Dergelijk hoge verdiensten worden in de toekomst onhaalbaar voor onderwijsbestuurders, tenzij hun instelling haar inkomsten voor meer dan vijftig procent uit marktactiviteiten haalt. In heel bijzondere gevallen zijn uitzonderingen mogelijk, maar daar moet het voltallige kabinet er mee akkoord gaan.

Tot op heden was alleen het salaris van ambtenaren gemaximeerd op de ‘JP-norm’. Bestuurders van semi-publieke organisaties in het onderwijs en de zorg vielen er buiten, maar moesten hun verdiensten wel openbaar maken via het jaarverslag. Als het aan regeringspartijen CDA en VVD had gelegen, was dat ook zo gebleven. Coalitiegenoot D66 wond zich via kamerlid Bakker echter behoorlijk op over de inkomens bij instanties die met belastinggeld worden gerund. De PvdA had al eerder laten weten het inkomensplafond desnoods wettelijk te willen regelen.

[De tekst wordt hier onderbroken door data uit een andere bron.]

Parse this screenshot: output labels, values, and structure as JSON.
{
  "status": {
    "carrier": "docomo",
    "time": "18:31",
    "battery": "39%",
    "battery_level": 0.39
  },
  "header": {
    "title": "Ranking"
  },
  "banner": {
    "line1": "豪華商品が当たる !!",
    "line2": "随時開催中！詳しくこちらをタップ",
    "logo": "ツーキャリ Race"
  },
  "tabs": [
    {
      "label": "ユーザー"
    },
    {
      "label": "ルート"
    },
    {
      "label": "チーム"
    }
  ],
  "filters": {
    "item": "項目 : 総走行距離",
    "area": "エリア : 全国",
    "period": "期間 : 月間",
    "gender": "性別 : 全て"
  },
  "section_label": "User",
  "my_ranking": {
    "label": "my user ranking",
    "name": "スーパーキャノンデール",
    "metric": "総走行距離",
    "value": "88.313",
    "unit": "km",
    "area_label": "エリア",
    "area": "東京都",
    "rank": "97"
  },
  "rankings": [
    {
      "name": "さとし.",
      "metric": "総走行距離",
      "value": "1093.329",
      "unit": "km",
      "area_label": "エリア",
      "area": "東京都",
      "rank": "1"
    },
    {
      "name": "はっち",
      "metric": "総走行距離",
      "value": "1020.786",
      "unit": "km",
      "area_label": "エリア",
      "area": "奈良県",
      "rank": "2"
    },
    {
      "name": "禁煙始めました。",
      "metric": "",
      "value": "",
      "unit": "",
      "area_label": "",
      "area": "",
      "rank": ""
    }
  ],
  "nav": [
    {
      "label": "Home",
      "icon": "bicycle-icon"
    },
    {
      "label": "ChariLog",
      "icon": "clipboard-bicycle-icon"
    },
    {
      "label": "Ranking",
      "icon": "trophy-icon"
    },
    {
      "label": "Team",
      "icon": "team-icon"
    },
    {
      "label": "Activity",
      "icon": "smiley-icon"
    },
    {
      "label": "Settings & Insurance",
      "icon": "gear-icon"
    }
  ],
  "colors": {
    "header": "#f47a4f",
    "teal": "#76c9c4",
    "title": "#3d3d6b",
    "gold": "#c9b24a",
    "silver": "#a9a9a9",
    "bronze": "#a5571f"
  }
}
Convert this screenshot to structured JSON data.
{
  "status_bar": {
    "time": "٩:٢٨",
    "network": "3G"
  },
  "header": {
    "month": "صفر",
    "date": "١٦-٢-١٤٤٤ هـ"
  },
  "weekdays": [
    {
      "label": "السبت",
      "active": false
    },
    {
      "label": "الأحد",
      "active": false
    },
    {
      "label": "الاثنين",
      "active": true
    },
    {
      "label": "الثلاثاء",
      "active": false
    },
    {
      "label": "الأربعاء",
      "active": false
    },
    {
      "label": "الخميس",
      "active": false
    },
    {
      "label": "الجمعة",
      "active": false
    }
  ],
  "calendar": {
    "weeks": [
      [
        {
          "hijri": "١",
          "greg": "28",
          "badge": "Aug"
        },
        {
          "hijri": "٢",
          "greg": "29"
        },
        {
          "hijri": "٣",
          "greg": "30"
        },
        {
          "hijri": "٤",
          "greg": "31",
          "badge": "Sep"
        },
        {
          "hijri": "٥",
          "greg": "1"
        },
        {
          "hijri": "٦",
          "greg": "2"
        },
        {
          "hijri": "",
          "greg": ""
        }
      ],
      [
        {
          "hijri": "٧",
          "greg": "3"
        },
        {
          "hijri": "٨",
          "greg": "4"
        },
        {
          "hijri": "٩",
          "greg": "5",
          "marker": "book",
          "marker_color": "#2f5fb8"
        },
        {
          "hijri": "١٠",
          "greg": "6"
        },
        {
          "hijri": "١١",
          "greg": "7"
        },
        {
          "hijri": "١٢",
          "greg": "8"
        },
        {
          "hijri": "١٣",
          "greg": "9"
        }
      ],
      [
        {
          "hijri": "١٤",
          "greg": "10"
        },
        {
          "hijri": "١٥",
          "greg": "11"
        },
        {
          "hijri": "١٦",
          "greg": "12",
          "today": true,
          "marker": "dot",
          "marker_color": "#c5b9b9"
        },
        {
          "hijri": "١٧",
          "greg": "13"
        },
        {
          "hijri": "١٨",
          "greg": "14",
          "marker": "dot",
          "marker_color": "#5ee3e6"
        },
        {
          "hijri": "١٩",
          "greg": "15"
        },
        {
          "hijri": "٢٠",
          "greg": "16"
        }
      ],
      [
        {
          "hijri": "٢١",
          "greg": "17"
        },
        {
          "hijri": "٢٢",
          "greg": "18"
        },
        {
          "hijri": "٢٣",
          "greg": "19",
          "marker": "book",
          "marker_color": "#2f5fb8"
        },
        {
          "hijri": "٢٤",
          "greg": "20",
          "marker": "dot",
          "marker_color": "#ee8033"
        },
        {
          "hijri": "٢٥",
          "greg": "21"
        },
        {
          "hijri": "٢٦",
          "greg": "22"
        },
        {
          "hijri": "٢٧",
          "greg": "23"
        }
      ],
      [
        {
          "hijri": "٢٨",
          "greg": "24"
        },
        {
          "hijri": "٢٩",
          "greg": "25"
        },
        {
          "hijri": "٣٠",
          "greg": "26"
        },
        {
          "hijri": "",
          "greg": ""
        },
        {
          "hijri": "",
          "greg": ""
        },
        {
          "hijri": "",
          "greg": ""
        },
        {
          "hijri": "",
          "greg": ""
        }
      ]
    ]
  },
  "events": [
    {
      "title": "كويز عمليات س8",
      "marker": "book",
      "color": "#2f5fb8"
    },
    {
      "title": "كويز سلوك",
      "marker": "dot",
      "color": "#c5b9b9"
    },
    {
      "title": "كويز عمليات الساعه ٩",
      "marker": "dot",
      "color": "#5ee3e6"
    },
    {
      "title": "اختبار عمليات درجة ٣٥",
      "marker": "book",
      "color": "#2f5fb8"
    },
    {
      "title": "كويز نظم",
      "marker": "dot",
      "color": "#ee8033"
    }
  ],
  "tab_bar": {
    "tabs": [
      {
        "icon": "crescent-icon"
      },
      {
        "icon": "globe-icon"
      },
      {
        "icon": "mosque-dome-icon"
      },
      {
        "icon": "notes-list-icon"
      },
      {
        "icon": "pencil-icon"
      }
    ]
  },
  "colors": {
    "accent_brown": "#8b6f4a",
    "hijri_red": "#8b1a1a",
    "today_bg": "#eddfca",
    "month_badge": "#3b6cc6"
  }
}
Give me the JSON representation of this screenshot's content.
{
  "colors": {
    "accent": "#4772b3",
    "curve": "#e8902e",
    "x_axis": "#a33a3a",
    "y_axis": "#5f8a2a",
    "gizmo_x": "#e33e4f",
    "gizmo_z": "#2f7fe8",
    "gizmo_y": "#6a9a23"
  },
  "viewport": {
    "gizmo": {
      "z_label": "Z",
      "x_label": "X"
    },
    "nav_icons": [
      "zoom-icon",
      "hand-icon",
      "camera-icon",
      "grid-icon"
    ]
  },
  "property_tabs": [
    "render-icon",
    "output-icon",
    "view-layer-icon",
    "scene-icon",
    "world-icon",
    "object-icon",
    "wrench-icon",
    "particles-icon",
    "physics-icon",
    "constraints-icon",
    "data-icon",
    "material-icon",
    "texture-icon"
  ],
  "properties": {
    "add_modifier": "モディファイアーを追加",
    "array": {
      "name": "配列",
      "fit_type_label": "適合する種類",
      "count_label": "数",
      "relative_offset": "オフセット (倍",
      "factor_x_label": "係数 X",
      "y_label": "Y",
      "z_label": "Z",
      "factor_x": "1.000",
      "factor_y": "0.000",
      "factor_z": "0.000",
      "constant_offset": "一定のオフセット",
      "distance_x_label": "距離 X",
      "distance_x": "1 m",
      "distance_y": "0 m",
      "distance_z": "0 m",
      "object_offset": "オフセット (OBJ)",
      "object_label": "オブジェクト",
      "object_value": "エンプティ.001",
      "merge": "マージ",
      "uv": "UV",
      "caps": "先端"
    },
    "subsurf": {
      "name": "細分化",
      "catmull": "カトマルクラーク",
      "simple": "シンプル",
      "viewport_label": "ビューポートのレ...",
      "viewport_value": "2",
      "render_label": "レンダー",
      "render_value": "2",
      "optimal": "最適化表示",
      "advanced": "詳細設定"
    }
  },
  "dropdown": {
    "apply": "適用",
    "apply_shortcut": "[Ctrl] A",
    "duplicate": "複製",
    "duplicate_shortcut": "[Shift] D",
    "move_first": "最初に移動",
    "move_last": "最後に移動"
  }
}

Maar voorzitter Doekle Terpstra van de HBO-raad vindt de verdiensten van bestuurders een zaak van de semi-publieke sector zelf. “Soms heb ik het idee dat politici buiten de werkelijkheid opereren. De sector is veel te weerbarstig voor dit soort maatregelen. Wel willen we volstrekte openheid van zaken geven, want door de bonussen van de afgelopen jaren is er veel onduidelijkheid ontstaan. We willen op korte termijn in kaart brengen wat er is gebeurd en een gedragscode opstellen.”

Universiteitenvereniging VSNU is evenmin tevreden met de maatregel. “Enerzijds worden we steeds verder van het rijk geplaatst, maar anderzijds krijgen we nu ook weer te maken met regulering van de salarissen. Dan vragen wij ons af wat de overheid nu eigenlijk wil”, aldus een woordvoerder van de koepelorganisatie in een eerste reactie. “We kunnen de reikwijdte van deze maatregel nog niet goed inschatten. Maar wij denken met openbaarmaking van de bestuursinkomens en toetsing door de raden van toezicht een heel eind te komen.”